Today is my birthday. I am now 53. OLD FART, ha, ha. I honestly didn't think I would live this long and always thought I would die before I was 50. Oh, well. Fun fact: I wasn't even supposed to be born until February actually but I was a Preemie, born 6 weeks early and my mother always bragged how it wasn't that bad and how she only had a 4 hour labour which is incredible for a first baby; the average is 12 hours and mine was 24 hours, 18 HRS unmedicated and my average is 12-14 HRS and my shortest was my last one, 7 HRS and only because he was induced due to my liver failure and I was already 3 cm dilated at 37 weeks before the induction,too.
For my gifts I got the Bob Marley lava lamp from my hubby I mentioned before and chocolate from my mother. The kids never made me cards either even though they do for my mother and my hubby but they don't care enough about me to bother. They say my hubby threatens them to do his , that if they don't he won't drive them anywhere and I don't know if that's actually true or not; it sounds like something awful he'd do but they could also just be saying that as an excuse. With my family you never know as they're always playing Mind-Games and trying to f*ck with me.

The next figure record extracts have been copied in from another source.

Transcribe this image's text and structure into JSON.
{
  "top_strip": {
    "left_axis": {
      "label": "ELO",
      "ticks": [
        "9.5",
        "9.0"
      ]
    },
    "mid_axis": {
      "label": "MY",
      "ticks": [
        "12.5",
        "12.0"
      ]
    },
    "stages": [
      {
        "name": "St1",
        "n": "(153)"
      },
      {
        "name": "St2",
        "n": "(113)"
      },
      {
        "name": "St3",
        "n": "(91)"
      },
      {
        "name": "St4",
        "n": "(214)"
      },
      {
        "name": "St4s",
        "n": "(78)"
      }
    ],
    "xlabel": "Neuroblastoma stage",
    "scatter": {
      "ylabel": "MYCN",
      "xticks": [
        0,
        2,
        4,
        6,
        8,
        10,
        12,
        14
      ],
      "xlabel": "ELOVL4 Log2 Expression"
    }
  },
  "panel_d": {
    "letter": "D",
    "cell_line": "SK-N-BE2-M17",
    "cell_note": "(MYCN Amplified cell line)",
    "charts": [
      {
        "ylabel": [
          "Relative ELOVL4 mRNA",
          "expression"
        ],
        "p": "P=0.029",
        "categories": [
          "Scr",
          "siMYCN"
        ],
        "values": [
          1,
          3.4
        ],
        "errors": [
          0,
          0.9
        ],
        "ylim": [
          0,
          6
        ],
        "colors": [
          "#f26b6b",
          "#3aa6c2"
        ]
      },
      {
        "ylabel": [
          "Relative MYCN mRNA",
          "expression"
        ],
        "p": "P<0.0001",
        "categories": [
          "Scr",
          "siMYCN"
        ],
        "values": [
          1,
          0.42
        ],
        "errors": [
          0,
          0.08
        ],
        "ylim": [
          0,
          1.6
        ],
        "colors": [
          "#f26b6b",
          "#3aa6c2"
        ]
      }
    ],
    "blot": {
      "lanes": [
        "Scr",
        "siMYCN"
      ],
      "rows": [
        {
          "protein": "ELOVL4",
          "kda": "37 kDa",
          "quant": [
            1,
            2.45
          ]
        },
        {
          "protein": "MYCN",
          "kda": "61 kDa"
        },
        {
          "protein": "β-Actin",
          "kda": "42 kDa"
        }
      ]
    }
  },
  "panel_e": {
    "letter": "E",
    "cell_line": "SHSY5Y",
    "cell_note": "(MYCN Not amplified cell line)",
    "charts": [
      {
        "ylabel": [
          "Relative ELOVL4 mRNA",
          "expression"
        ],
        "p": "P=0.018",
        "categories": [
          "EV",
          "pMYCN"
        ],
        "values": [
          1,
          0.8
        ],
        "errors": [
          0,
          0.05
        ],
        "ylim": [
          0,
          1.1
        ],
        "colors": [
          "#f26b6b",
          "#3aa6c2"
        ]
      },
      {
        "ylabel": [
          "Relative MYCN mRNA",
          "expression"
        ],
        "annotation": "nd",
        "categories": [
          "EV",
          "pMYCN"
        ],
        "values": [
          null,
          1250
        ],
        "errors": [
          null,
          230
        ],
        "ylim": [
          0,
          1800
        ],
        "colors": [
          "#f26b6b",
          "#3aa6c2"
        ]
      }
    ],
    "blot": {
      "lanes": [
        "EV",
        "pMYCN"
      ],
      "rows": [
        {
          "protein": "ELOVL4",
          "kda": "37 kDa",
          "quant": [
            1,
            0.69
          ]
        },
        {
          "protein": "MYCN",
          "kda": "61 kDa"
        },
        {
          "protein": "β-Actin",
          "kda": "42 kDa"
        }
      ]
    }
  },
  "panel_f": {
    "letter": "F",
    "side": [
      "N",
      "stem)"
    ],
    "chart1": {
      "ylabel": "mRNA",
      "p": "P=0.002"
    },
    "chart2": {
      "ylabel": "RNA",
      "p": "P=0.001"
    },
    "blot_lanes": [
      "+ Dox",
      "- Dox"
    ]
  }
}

I did get a nice gift from God this morning: snow! I didn't get it for Christmas but it came just over a week later for my birthday. When I was out early this morning before sunrise walking Buddy it was coming down nicely( and still is) and it was so still and quiet, peaceful and serene and I enjoyed the quiet and solitude, with the snow falling on my eyelashes and all I could think of was Stille Nacht. It was like walking in a silent winter wonderland or a snowglobe. It was just so beautiful and it did my spirit and my soul good. There wasn't a single soul or sound out there, just us.
So today I'll be celebrating by enjoying the snow, eating chocolate, snuggling with my fave. dog and smoking weed.